Sebenarnya Barnard tidak terlalu bermasalah dengan kehadiran dua orang tersebut, karena sebenarnya juga tidak mengganggu. Barnard pun menyuruh Ella untuk membantu Luna yang sedang mengeluarkan pesanan yang baru saja tiba.

"Ella?" Tanya Luna tiba-tiba, dan Ella hanya mengeluarkan suara "Uhmm?" karena ia masih sibuk dengan daftar barang yang diberikan oleh Barnard.

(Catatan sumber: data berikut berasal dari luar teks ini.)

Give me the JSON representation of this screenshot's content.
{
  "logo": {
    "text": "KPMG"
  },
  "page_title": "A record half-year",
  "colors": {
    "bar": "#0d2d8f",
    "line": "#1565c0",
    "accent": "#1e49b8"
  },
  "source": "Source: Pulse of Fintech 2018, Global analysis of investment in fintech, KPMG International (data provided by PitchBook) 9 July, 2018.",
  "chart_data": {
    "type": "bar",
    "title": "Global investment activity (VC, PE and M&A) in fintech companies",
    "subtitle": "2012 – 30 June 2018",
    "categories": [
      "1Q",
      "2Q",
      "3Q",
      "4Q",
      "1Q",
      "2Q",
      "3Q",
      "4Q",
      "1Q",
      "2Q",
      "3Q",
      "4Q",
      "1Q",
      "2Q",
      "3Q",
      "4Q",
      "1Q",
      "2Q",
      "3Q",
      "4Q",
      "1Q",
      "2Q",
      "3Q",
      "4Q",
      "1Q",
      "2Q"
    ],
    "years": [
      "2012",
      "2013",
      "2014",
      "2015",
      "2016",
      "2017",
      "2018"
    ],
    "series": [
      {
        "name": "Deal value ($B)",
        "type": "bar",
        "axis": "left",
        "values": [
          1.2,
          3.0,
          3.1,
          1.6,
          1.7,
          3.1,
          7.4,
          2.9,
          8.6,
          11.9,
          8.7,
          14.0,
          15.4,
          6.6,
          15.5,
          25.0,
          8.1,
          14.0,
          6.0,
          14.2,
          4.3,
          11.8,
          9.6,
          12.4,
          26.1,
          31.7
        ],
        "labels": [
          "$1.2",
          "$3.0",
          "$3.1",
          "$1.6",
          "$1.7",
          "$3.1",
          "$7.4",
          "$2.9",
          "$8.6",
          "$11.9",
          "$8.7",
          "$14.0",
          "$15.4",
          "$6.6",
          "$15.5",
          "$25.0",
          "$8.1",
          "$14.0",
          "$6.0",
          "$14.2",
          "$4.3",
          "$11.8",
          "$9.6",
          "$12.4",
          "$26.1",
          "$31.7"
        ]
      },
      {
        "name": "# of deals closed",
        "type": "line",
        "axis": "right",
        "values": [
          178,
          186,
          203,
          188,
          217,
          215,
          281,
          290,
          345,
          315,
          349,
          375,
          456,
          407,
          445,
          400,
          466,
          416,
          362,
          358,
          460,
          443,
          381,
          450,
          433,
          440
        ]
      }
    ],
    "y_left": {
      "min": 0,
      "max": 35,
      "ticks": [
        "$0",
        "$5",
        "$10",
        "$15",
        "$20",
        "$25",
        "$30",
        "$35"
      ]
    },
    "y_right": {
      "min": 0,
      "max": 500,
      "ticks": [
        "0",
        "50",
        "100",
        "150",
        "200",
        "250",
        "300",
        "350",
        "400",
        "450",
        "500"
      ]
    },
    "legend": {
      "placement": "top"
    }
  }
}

"Kau dan Calvin sudah berteman lama?"

"Ya.. sejak kami masih satu sekolah dulu," jawab Ella masih belum paham dengan arah pembicaraan Luna.

"Apa dia punya seorang kekasih?" Tanya Luna lagi, dan Ella langsung saja menegakkan wajahnya dan menatap Luna.

"Kekasih?"

"Iya kekasih?" Luna menekankan kembali pertanyaannya, dan mata Ella semakin melebar dengan perasaan tidak percaya.

"Luna, jangan bilang kalau kau suka...."

"Ya, aku belum bisa memastikannya sih, tapi kalau kulihat lagi. Dia sepertinya adalah tipeku." Luna tampak tidak mau basa basi, dan ia melirik ke arah Calvin yang masih sibuk berbincang dengan Alfred.

Luna masih tampak berpikir, Ella pun tidak mau meneruskan pembicaraan mengenai Calvin. Ia tidak bisa membayangkan bagaimana jadinya jika Calvin dan Luna jika benar-benar menjadi sepasang kekasih.

Ella dan Luna mulai memisahkan banyak buku baru dan beberapa majalah edisi mingguan yang terbaru. 

Sebuah majalah terkemuka TIME-BUSINESS, bertemakan bisnis dan berisikan daftar-daftar orang-orang sukses di Britania, berada pada tumpukan paling atas. 

Pandangan Ella mulai teralihkan dengan sampul majalah tersebut, ia sangat mengenal wajah yang berada di sampul depan majalah tersebut. Dengan cepat, ia langsung mengambil salah satu tumpukan majalah tersebut.

Hatinya menjadi mencelos, wajah pria tersebut tampak berbeda. Terlihat lebih dewasa, wajah Edward Huxley terpampang di sampul depan majalah tersebut.

Edward duduk di sebuah kursi cokelat yang besar, tidak hanya itu ada seorang wanita menemani Edward, dengan rambut pirangnya sedang duduk di samping Edward.

Wajah Abigail terlihat jelas, mengenakan dress cokelat emas, dengan rambut yang dibiarkan terurai. Salah satu tangan Abigail memegangi pundak Edward.

Ella lebih terkejut lagi, membaca headline dari majalah tersebut. Ia masih tidak percaya dengan apa yang ia baca. Majalah tersebut mengumumkan berita pertunangan antara Edward Huxley dan Abigail Smith.